Today is


   "A word to the wise ain't necessary --  
          it's the stupid ones that need the advice."
					-Bill Cosby

Friday, December 16, 2005


Tolkien, Peter Jackson, and Me

My husband and I were talking recently about how, of all the movies based on great books that we'd seen, it was hardest to evaluate The Lord of the Rings films separately from the book on which they are based. Much as I love the films, it's very difficult for me to understand how the films stand on their own or, more specifically, to imagine how those who have never read the book might respond to the movies. Hard as I try to view them on their own terms, I inevitably think of the three great films as, in some way, supplemental to the book.

Here are my questions. Am I right about this? If so, does that mean the movies are diminished as works of art in their own right? Or is there something about the world that Tolkien created that makes it especially hard for an adaptation to stand on its own, aesthetically speaking? I suppose it's natural for me to want to attribute this feeling to the greatness of Tolkien's sub-creation.

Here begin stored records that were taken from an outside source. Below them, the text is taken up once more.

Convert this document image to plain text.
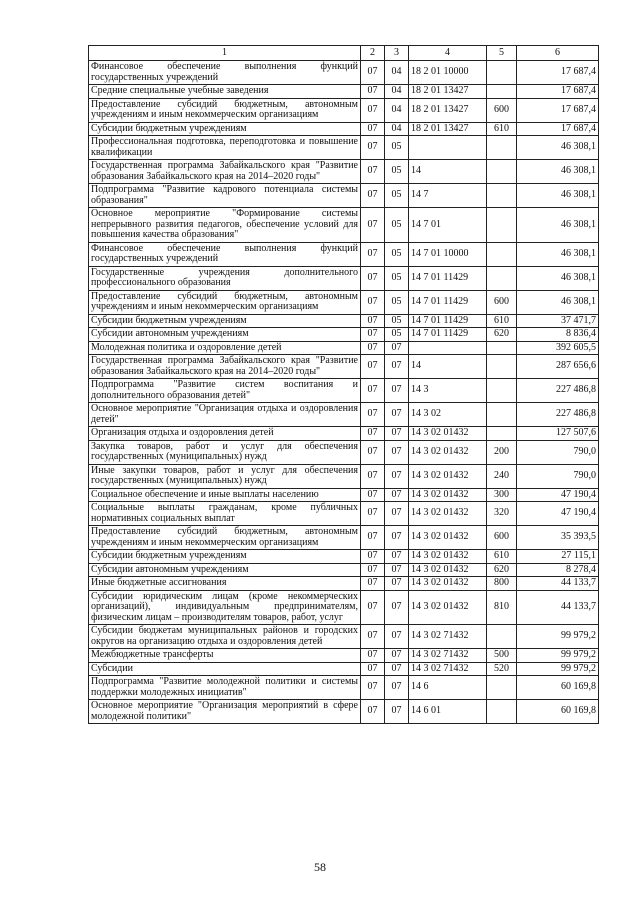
1	2	3	4	5	6
Финансовое обеспечение выполнения функций государственных учреждений	07	04	18 2 01 10000		17 687,4
Средние специальные учебные заведения	07	04	18 2 01 13427		17 687,4
Предоставление субсидий бюджетным, автономным учреждениям и иным некоммерческим организациям	07	04	18 2 01 13427	600	17 687,4
Субсидии бюджетным учреждениям	07	04	18 2 01 13427	610	17 687,4
Профессиональная подготовка, переподготовка и повышение квалификации	07	05			46 308,1
Государственная программа Забайкальского края "Развитие образования Забайкальского края на 2014–2020 годы"	07	05	14		46 308,1
Подпрограмма "Развитие кадрового потенциала системы образования"	07	05	14 7		46 308,1
Основное мероприятие "Формирование системы непрерывного развития педагогов, обеспечение условий для повышения качества образования"	07	05	14 7 01		46 308,1
Финансовое обеспечение выполнения функций государственных учреждений	07	05	14 7 01 10000		46 308,1
Государственные учреждения дополнительного профессионального образования	07	05	14 7 01 11429		46 308,1
Предоставление субсидий бюджетным, автономным учреждениям и иным некоммерческим организациям	07	05	14 7 01 11429	600	46 308,1
Субсидии бюджетным учреждениям	07	05	14 7 01 11429	610	37 471,7
Субсидии автономным учреждениям	07	05	14 7 01 11429	620	8 836,4
Молодежная политика и оздоровление детей	07	07			392 605,5
Государственная программа Забайкальского края "Развитие образования Забайкальского края на 2014–2020 годы"	07	07	14		287 656,6
Подпрограмма "Развитие систем воспитания и дополнительного образования детей"	07	07	14 3		227 486,8
Основное мероприятие "Организация отдыха и оздоровления детей"	07	07	14 3 02		227 486,8
Организация отдыха и оздоровления детей	07	07	14 3 02 01432		127 507,6
Закупка товаров, работ и услуг для обеспечения государственных (муниципальных) нужд	07	07	14 3 02 01432	200	790,0
Иные закупки товаров, работ и услуг для обеспечения государственных (муниципальных) нужд	07	07	14 3 02 01432	240	790,0
Социальное обеспечение и иные выплаты населению	07	07	14 3 02 01432	300	47 190,4
Социальные выплаты гражданам, кроме публичных нормативных социальных выплат	07	07	14 3 02 01432	320	47 190,4
Предоставление субсидий бюджетным, автономным учреждениям и иным некоммерческим организациям	07	07	14 3 02 01432	600	35 393,5
Субсидии бюджетным учреждениям	07	07	14 3 02 01432	610	27 115,1
Субсидии автономным учреждениям	07	07	14 3 02 01432	620	8 278,4
Иные бюджетные ассигнования	07	07	14 3 02 01432	800	44 133,7
Субсидии юридическим лицам (кроме некоммерческих организаций), индивидуальным предпринимателям, физическим лицам – производителям товаров, работ, услуг	07	07	14 3 02 01432	810	44 133,7
Субсидии бюджетам муниципальных районов и городских округов на организацию отдыха и оздоровления детей	07	07	14 3 02 71432		99 979,2
Межбюджетные трансферты	07	07	14 3 02 71432	500	99 979,2
Субсидии	07	07	14 3 02 71432	520	99 979,2
Подпрограмма "Развитие молодежной политики и системы поддержки молодежных инициатив"	07	07	14 6		60 169,8
Основное мероприятие "Организация мероприятий в сфере молодежной политики"	07	07	14 6 01		60 169,8
58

Of all the books I've ever read, I probably lived more completely in Tolkien's world than in any other book I can remember. Maybe that's a function of the age at which I first read Tolkien. Maybe not. In any event, why can I accept William Wyler's The Heiress, for instance, completely on its own terms, as disctinct from Henry James's Washington Square? Henry James is at least as hard to adapt as Tolkien, and cinematic adaptations of James's work have not, on the whole, fared well. My gut feeling, though, -- for which I have no proof --, is that Peter Jackson created as great a movie as could be created from Tolkien's works, but that there will always be a part of the movies which, as tributes to their source material, remain inextricably linked to the original text.

The great number of people who saw and loved the movies without having read the book would seem to provide a simple refutation of my theory. I cling to it nonetheless. I suppose that means that, according to my theory, those who love the films without knowing the book can't possibly experience the movie as fully as those who do know the book. Any ideas out there?